Серые души - страница 7



Позже вдовство окончательно его доломало. Он тоже отстранился. От мира. От нас. Наверняка и от себя самого. Думаю, он любил свой юный оранжерейный цветок.

Старик Дестина умер через восемь лет после жены – его хватил удар на проселочной дороге; он шел на одну из своих ферм, которые сдавал в аренду, чтобы отругать фермера, а может, даже вышвырнуть вон. Так его и нашли: он лежал с открытым ртом, уткнувшись носом в довольно густую апрельскую грязь, которой мы были обязаны дождям, хлеставшим с неба и превращавшим землю в клейкое месиво. В конце концов, он вернулся туда, откуда вышел.

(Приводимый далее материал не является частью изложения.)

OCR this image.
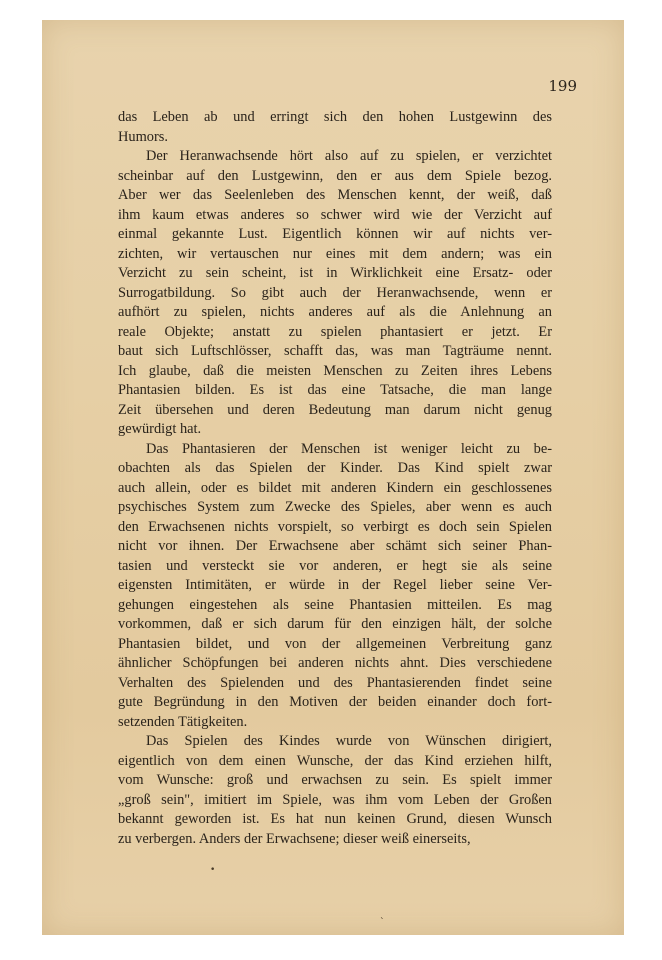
199

das Leben ab und erringt sich den hohen Lustgewinn des
Humors.

Der Heranwachsende hört also auf zu spielen, er verzichtet
scheinbar auf den Lustgewinn, den er aus dem Spiele bezog.
Aber wer das Seelenleben des Menschen kennt, der weiß, daß
ihm kaum etwas anderes so schwer wird wie der Verzicht auf
einmal gekannte Lust. Eigentlich können wir auf nichts ver-
zichten, wir vertauschen nur eines mit dem andern; was ein
Verzicht zu sein scheint, ist in Wirklichkeit eine Ersatz- oder
Surrogatbildung. So gibt auch der Heranwachsende, wenn er
aufhört zu spielen, nichts anderes auf als die Anlehnung an
reale Objekte; anstatt zu spielen phantasiert er jetzt. Er
baut sich Luftschlösser, schafft das, was man Tagträume nennt.
Ich glaube, daß die meisten Menschen zu Zeiten ihres Lebens
Phantasien bilden. Es ist das eine Tatsache, die man lange
Zeit übersehen und deren Bedeutung man darum nicht genug
gewürdigt hat.

Das Phantasieren der Menschen ist weniger leicht zu be-
obachten als das Spielen der Kinder. Das Kind spielt zwar
auch allein, oder es bildet mit anderen Kindern ein geschlossenes
psychisches System zum Zwecke des Spieles, aber wenn es auch
den Erwachsenen nichts vorspielt, so verbirgt es doch sein Spielen
nicht vor ihnen. Der Erwachsene aber schämt sich seiner Phan-
tasien und versteckt sie vor anderen, er hegt sie als seine
eigensten Intimitäten, er würde in der Regel lieber seine Ver-
gehungen eingestehen als seine Phantasien mitteilen. Es mag
vorkommen, daß er sich darum für den einzigen hält, der solche
Phantasien bildet, und von der allgemeinen Verbreitung ganz
ähnlicher Schöpfungen bei anderen nichts ahnt. Dies verschiedene
Verhalten des Spielenden und des Phantasierenden findet seine
gute Begründung in den Motiven der beiden einander doch fort-
setzenden Tätigkeiten.

Das Spielen des Kindes wurde von Wünschen dirigiert,
eigentlich von dem einen Wunsche, der das Kind erziehen hilft,
vom Wunsche: groß und erwachsen zu sein. Es spielt immer
„groß sein", imitiert im Spiele, was ihm vom Leben der Großen
bekannt geworden ist. Es hat nun keinen Grund, diesen Wunsch
zu verbergen. Anders der Erwachsene; dieser weiß einerseits,

•
ˎ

Круг замкнулся. И деньги старику не очень-то помогли. Помер как батрак.

И тогда его сын по-настоящему остался один. Один в огромном доме.

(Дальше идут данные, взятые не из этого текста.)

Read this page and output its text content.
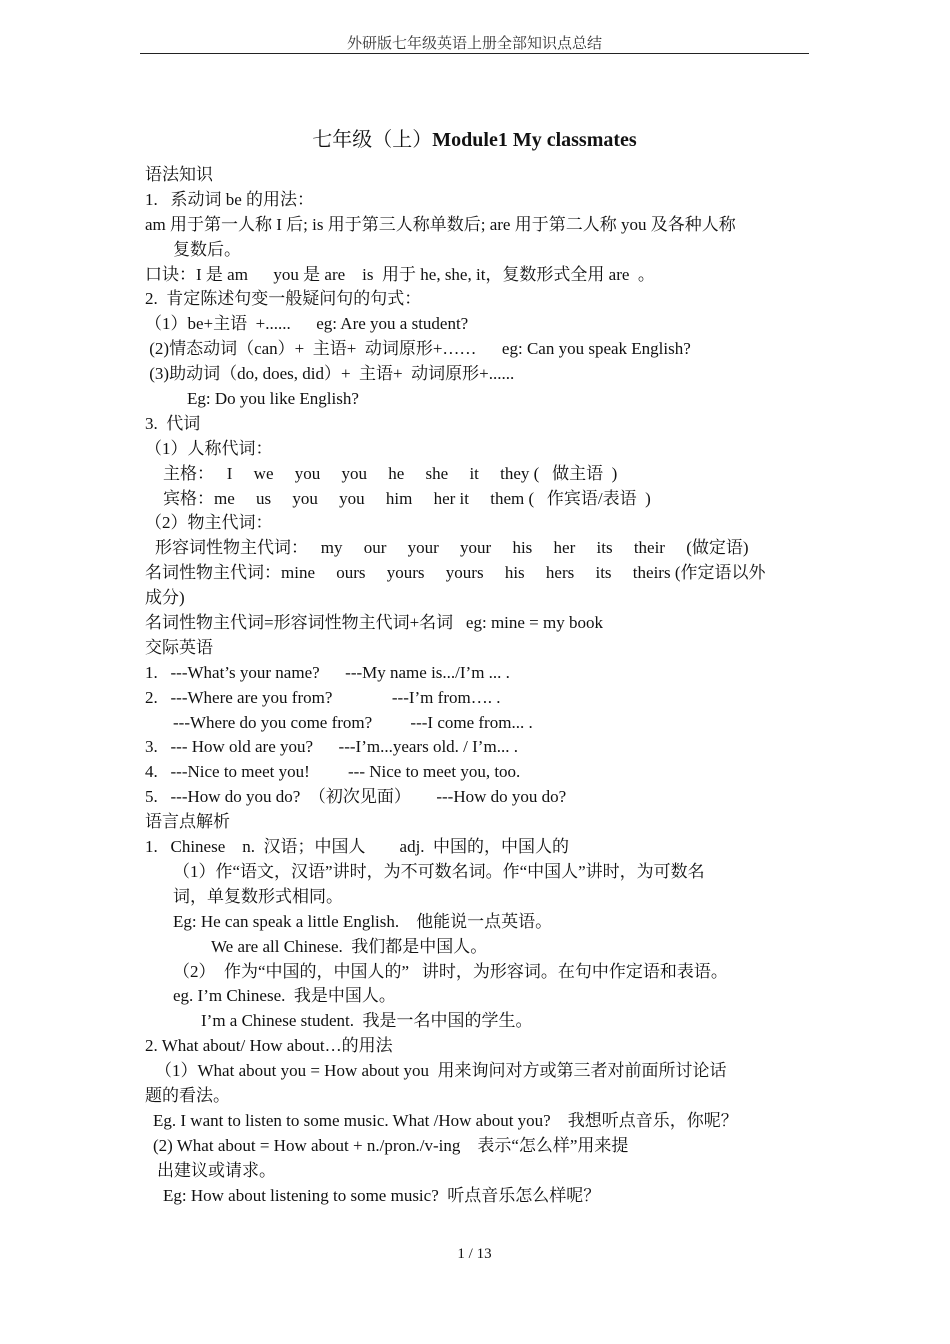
外研版七年级英语上册全部知识点总结
七年级（上）Module1 My classmates
语法知识
1.   系动词 be 的用法：
am 用于第一人称 I 后; is 用于第三人称单数后; are 用于第二人称 you 及各种人称
复数后。
口诀：I 是 am      you 是 are    is  用于 he, she, it，复数形式全用 are  。
2.  肯定陈述句变一般疑问句的句式：
（1）be+主语  +......      eg: Are you a student?
(2)情态动词（can）+  主语+  动词原形+……      eg: Can you speak English?
(3)助动词（do, does, did）+  主语+  动词原形+......
Eg: Do you like English?
3.  代词
（1）人称代词：
主格：   I     we     you     you     he     she     it     they (   做主语  )
宾格：me     us     you     you     him     her it     them (   作宾语/表语  )
（2）物主代词：
形容词性物主代词：   my     our     your     your     his     her     its     their     (做定语)
名词性物主代词：mine     ours     yours     yours     his     hers     its     theirs (作定语以外
成分)
名词性物主代词=形容词性物主代词+名词   eg: mine = my book
交际英语
1.   ---What’s your name?      ---My name is.../I’m ... .
2.   ---Where are you from?              ---I’m from…. .
---Where do you come from?         ---I come from... .
3.   --- How old are you?      ---I’m...years old. / I’m... .
4.   ---Nice to meet you!         --- Nice to meet you, too.
5.   ---How do you do?  （初次见面）      ---How do you do?
语言点解析
1.   Chinese    n.  汉语；中国人        adj.  中国的，中国人的
（1）作“语文，汉语”讲时，为不可数名词。作“中国人”讲时，为可数名
词，单复数形式相同。
Eg: He can speak a little English.    他能说一点英语。
We are all Chinese.  我们都是中国人。
（2）  作为“中国的，中国人的”   讲时，为形容词。在句中作定语和表语。
eg. I’m Chinese.  我是中国人。
I’m a Chinese student.  我是一名中国的学生。
2. What about/ How about…的用法
（1）What about you = How about you  用来询问对方或第三者对前面所讨论话
题的看法。
Eg. I want to listen to some music. What /How about you?    我想听点音乐，你呢？
(2) What about = How about + n./pron./v-ing    表示“怎么样”用来提
出建议或请求。
Eg: How about listening to some music?  听点音乐怎么样呢？
1 / 13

Он сохранил привычку смотреть на людей свысока. Однако удовлетворялся малым. Перестав быть расфранченным хлыщом с надменным взглядом, стал всего лишь стареющим мужчиной. Работа поглощала его целиком. При старике в Замке работало шесть садовников, сторож, кухарка, три выездных лакея, четыре горничных и шофер. Вся эта челядь, которую держали в ежовых рукавицах, ютилась в тесных службах и каморках под самой крышей, где зимой вода замерзала в кувшинах.

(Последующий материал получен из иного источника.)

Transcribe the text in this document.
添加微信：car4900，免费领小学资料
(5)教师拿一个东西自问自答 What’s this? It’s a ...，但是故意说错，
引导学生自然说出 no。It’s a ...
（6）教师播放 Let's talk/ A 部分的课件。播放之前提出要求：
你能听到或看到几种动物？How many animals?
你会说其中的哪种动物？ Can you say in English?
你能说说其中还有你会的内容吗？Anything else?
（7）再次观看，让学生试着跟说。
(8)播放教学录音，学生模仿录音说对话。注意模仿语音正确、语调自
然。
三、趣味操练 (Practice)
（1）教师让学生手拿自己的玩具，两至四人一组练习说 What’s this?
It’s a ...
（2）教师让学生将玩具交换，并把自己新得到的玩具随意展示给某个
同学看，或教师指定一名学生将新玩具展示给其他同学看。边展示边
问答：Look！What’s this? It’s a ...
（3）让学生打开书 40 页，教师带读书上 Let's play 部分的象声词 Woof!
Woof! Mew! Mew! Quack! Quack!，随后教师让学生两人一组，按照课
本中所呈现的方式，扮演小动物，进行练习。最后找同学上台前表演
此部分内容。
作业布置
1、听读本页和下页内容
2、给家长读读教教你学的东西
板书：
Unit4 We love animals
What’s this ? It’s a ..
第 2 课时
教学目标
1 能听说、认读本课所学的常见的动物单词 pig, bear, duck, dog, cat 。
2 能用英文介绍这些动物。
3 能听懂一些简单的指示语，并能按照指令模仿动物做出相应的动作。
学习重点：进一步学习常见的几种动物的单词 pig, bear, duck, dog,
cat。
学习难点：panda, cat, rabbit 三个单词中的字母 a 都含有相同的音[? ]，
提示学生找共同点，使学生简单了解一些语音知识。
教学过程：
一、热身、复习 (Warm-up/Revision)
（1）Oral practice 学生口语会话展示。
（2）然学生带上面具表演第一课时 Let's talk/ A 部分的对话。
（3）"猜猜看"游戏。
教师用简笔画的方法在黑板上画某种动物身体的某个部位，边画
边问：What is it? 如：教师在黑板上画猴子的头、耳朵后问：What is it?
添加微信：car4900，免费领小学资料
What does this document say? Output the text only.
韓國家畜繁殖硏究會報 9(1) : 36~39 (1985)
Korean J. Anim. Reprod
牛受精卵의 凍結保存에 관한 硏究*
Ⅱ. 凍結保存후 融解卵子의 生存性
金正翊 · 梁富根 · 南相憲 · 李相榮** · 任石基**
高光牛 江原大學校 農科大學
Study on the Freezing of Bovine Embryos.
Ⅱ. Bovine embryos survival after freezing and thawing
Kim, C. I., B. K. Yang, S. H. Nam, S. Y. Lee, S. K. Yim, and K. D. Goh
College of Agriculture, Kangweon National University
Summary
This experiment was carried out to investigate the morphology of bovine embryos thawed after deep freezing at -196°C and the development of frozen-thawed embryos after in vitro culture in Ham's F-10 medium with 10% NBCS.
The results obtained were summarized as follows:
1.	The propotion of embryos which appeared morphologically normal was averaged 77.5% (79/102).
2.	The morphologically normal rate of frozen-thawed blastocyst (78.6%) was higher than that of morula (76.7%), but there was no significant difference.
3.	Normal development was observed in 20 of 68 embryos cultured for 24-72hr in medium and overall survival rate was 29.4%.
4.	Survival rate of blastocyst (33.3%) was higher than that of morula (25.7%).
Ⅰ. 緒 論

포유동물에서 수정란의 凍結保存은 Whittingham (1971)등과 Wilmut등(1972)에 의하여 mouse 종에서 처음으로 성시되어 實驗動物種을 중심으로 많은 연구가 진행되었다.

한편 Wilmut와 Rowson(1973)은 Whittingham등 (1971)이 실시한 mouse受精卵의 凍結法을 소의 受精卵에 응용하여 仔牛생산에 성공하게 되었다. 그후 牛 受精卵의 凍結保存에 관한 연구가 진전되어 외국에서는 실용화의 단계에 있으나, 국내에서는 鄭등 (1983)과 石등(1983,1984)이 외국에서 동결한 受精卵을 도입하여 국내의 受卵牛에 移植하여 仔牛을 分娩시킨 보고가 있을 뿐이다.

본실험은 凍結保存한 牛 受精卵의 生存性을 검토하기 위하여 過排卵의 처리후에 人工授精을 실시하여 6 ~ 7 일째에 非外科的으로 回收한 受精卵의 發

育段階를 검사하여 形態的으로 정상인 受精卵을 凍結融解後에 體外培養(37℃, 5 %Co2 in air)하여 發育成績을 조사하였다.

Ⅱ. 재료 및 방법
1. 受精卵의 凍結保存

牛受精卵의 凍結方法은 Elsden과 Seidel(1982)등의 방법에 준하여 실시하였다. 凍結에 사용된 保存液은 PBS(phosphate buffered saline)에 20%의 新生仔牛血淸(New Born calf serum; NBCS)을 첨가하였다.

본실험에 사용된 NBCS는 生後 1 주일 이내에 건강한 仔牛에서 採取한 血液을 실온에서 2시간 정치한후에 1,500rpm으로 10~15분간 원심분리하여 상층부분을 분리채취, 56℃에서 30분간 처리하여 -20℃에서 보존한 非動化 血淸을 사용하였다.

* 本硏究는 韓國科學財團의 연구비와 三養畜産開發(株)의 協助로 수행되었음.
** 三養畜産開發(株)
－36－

Прокурор поблагодарил всех. Он не был скрягой. Каждому дал прекрасное рекомендательное письмо и порядочную сумму. Но оставил только кухарку Барб, которая в силу обстоятельств стала заодно горничной, и ее мужа, прозванного Важняком, потому что никто не видел, как он улыбается, даже жена, лицо которой неизменно украшали веселые складочки. Важняк, как мог, поддерживал порядок в усадьбе и занимался всякого рода мелкими починками. Слуги редко покидали Замок. Их никто не слышал. Прокурора, впрочем, тоже. Дом казался сонным. Кровля одной из башенок протекала. Некоторые решетчатые ставни душила своими плетями большая глициния, которой позволили разрастись. Кое-какие из угловых камней полопались от мороза. Дом старел, как и люди.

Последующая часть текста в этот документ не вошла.